Y si nos alarman las pruebas que Dios permite en nuestros días, tengamos presente lo que nos dice un libro piadoso: “Si mis manos os han herido, ha sido por amor, por despertaros del sueño morboso en que habíais caído y en el que, sin duda, pereceréis de continuar en él”.

 

E incluso en pruebas duras, aun en castigos, la misericordia de Dios nunca está lejana ni ociosa, y Dios quiere que nos acojamos a ella, como el Buen Ladrón que sometido a terrible suplicio clamó al Señor con arrepentimiento sincero y pudo oír las más dulces palabras: “Hoy estarás Conmigo en el Paraíso”.

 

Y si pensamos que nuestra fe es demasiado débil para afrontar estos tiempos críticos que se presagian, siempre tenemos la posibilidad de pedir al Señor “la Fe de los mártires”. Ya sea que nos toque un martirio cruento, ya sea el no menor martirio de la cruz de la vida y de cada día.

 

Y para personas a las que cuesta aceptar que Dios se comporte como Dios y piensan que cómo es posible que permita cosas duras, y se ven tentados a juzgarlo, terminemos con unas luminosas palabras de Juan Pablo II: “Hombre, tú que juzgas a Dios, que le ordenas que se justifique ante tu tribunal, mira si no eres tú responsable de la muerte de este Condenado, si el juicio contra Dios no es en realidad un juicio contra ti mismo.

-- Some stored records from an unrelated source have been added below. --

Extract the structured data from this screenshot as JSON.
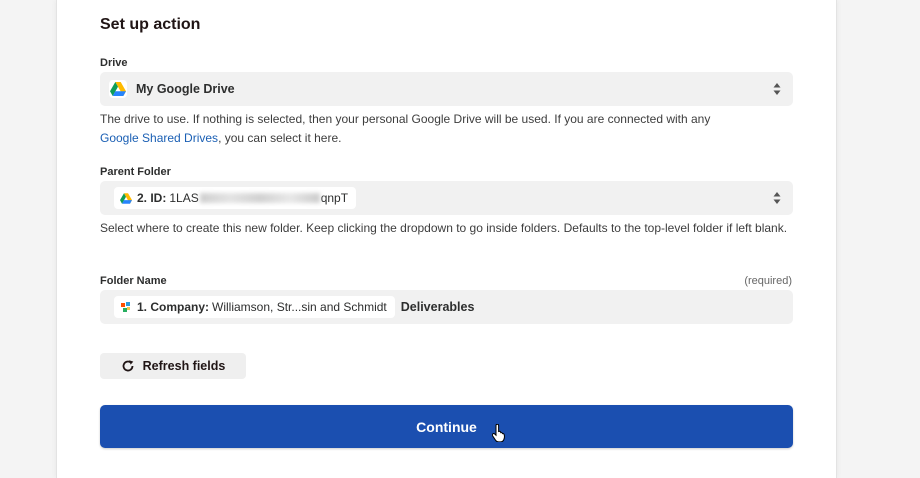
{
  "section_title": "Set up action",
  "drive": {
    "label": "Drive",
    "value": "My Google Drive",
    "icon": "google-drive-icon",
    "help_before_link": "The drive to use. If nothing is selected, then your personal Google Drive will be used. If you are connected with any",
    "help_link": "Google Shared Drives",
    "help_after_link": ", you can select it here."
  },
  "parent_folder": {
    "label": "Parent Folder",
    "pill_step": "2. ID:",
    "pill_prefix": "1LAS",
    "pill_suffix": "qnpT",
    "help": "Select where to create this new folder. Keep clicking the dropdown to go inside folders. Defaults to the top-level folder if left blank."
  },
  "folder_name": {
    "label": "Folder Name",
    "required": "(required)",
    "pill_step": "1. Company:",
    "pill_value": "Williamson, Str...sin and Schmidt",
    "trailing_text": "Deliverables"
  },
  "refresh_label": "Refresh fields",
  "continue_label": "Continue",
  "colors": {
    "primary": "#1b4fb0",
    "link": "#1a5fb4",
    "field_bg": "#f1f1f1"
  }
}
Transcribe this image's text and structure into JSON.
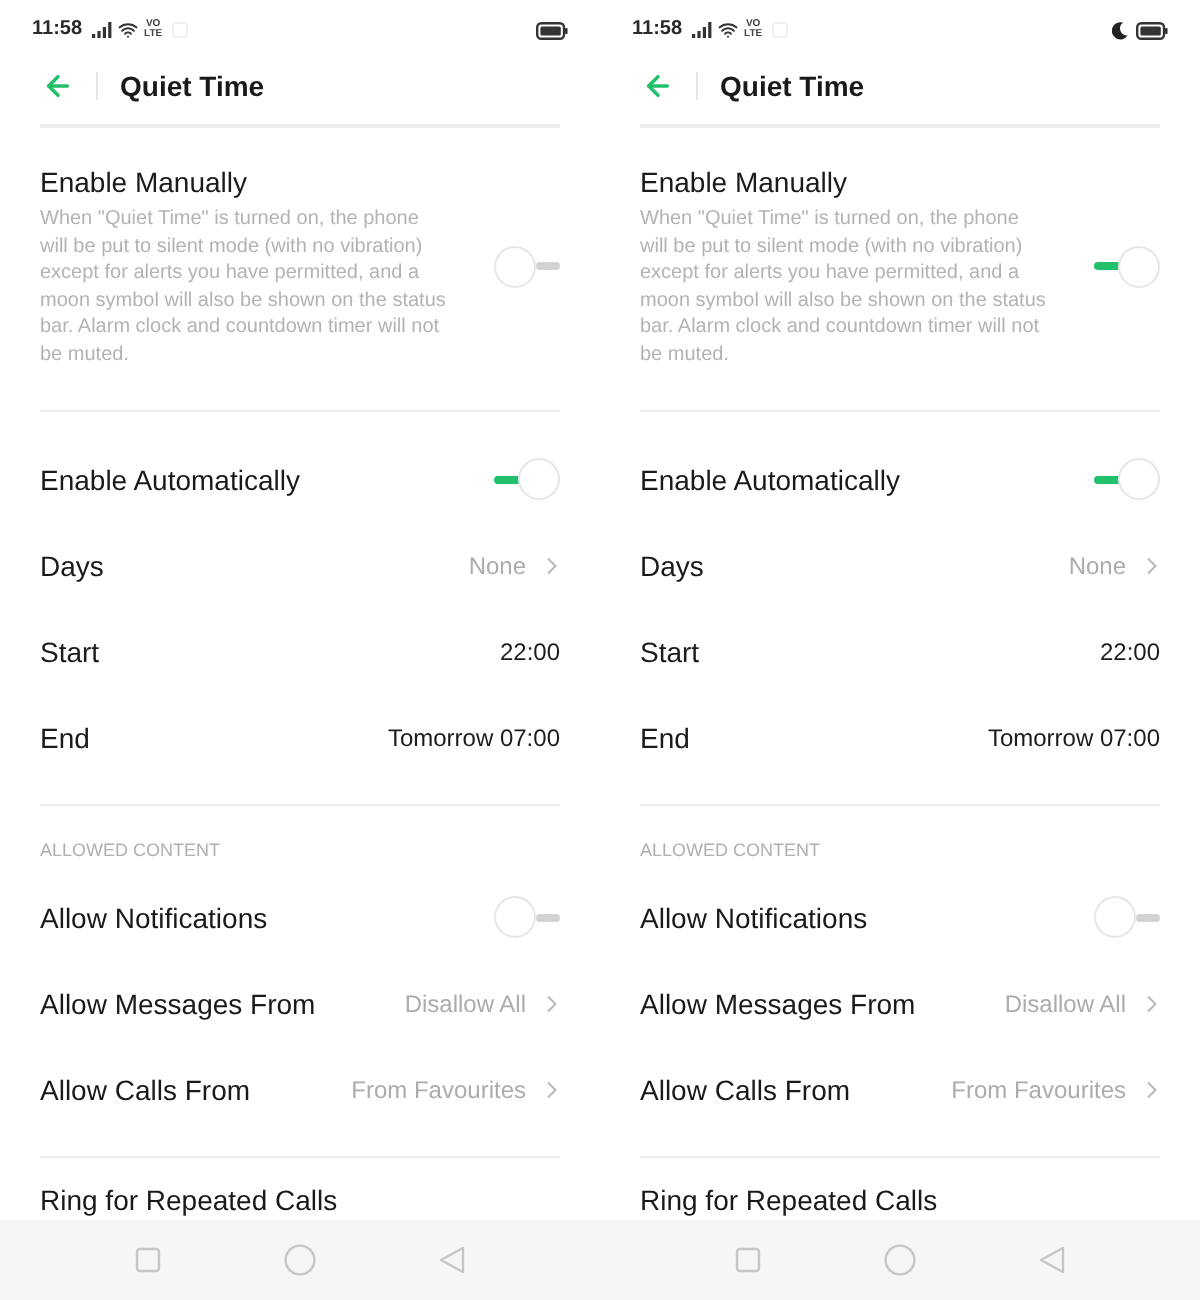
{
  "screens": [
    {
      "status_bar": {
        "time": "11:58",
        "network": [
          "VO",
          "LTE"
        ],
        "moon": false
      },
      "title": "Quiet Time",
      "manual": {
        "label": "Enable Manually",
        "description": "When \"Quiet Time\" is turned on, the phone will be put to silent mode (with no vibration) except for alerts you have permitted, and a moon symbol will also be shown on the status bar. Alarm clock and countdown timer will not be muted.",
        "on": false
      },
      "schedule": [
        {
          "kind": "toggle",
          "label": "Enable Automatically",
          "on": true
        },
        {
          "kind": "link",
          "label": "Days",
          "value": "None"
        },
        {
          "kind": "value",
          "label": "Start",
          "value": "22:00"
        },
        {
          "kind": "value",
          "label": "End",
          "value": "Tomorrow 07:00"
        }
      ],
      "allowed": {
        "heading": "ALLOWED CONTENT",
        "rows": [
          {
            "kind": "toggle",
            "label": "Allow Notifications",
            "on": false
          },
          {
            "kind": "link",
            "label": "Allow Messages From",
            "value": "Disallow All"
          },
          {
            "kind": "link",
            "label": "Allow Calls From",
            "value": "From Favourites"
          }
        ]
      },
      "more": [
        {
          "label": "Ring for Repeated Calls"
        }
      ]
    },
    {
      "status_bar": {
        "time": "11:58",
        "network": [
          "VO",
          "LTE"
        ],
        "moon": true
      },
      "title": "Quiet Time",
      "manual": {
        "label": "Enable Manually",
        "description": "When \"Quiet Time\" is turned on, the phone will be put to silent mode (with no vibration) except for alerts you have permitted, and a moon symbol will also be shown on the status bar. Alarm clock and countdown timer will not be muted.",
        "on": true
      },
      "schedule": [
        {
          "kind": "toggle",
          "label": "Enable Automatically",
          "on": true
        },
        {
          "kind": "link",
          "label": "Days",
          "value": "None"
        },
        {
          "kind": "value",
          "label": "Start",
          "value": "22:00"
        },
        {
          "kind": "value",
          "label": "End",
          "value": "Tomorrow 07:00"
        }
      ],
      "allowed": {
        "heading": "ALLOWED CONTENT",
        "rows": [
          {
            "kind": "toggle",
            "label": "Allow Notifications",
            "on": false
          },
          {
            "kind": "link",
            "label": "Allow Messages From",
            "value": "Disallow All"
          },
          {
            "kind": "link",
            "label": "Allow Calls From",
            "value": "From Favourites"
          }
        ]
      },
      "more": [
        {
          "label": "Ring for Repeated Calls"
        }
      ]
    }
  ]
}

Reflexiona y juzga si este juicio y su resultado – la Cruz y luego la Resurrección – no son para ti, el único camino de salvación” (San Juan Pablo II, p. 83 de “Cruzando el umbral de la Esperanza”).

 

No olvidemos que nuestro Dios ha querido templar su justicia con una aun mayor misericordia: que ha muerto en la cruz por cada uno de nosotros, para darnos vida eterna.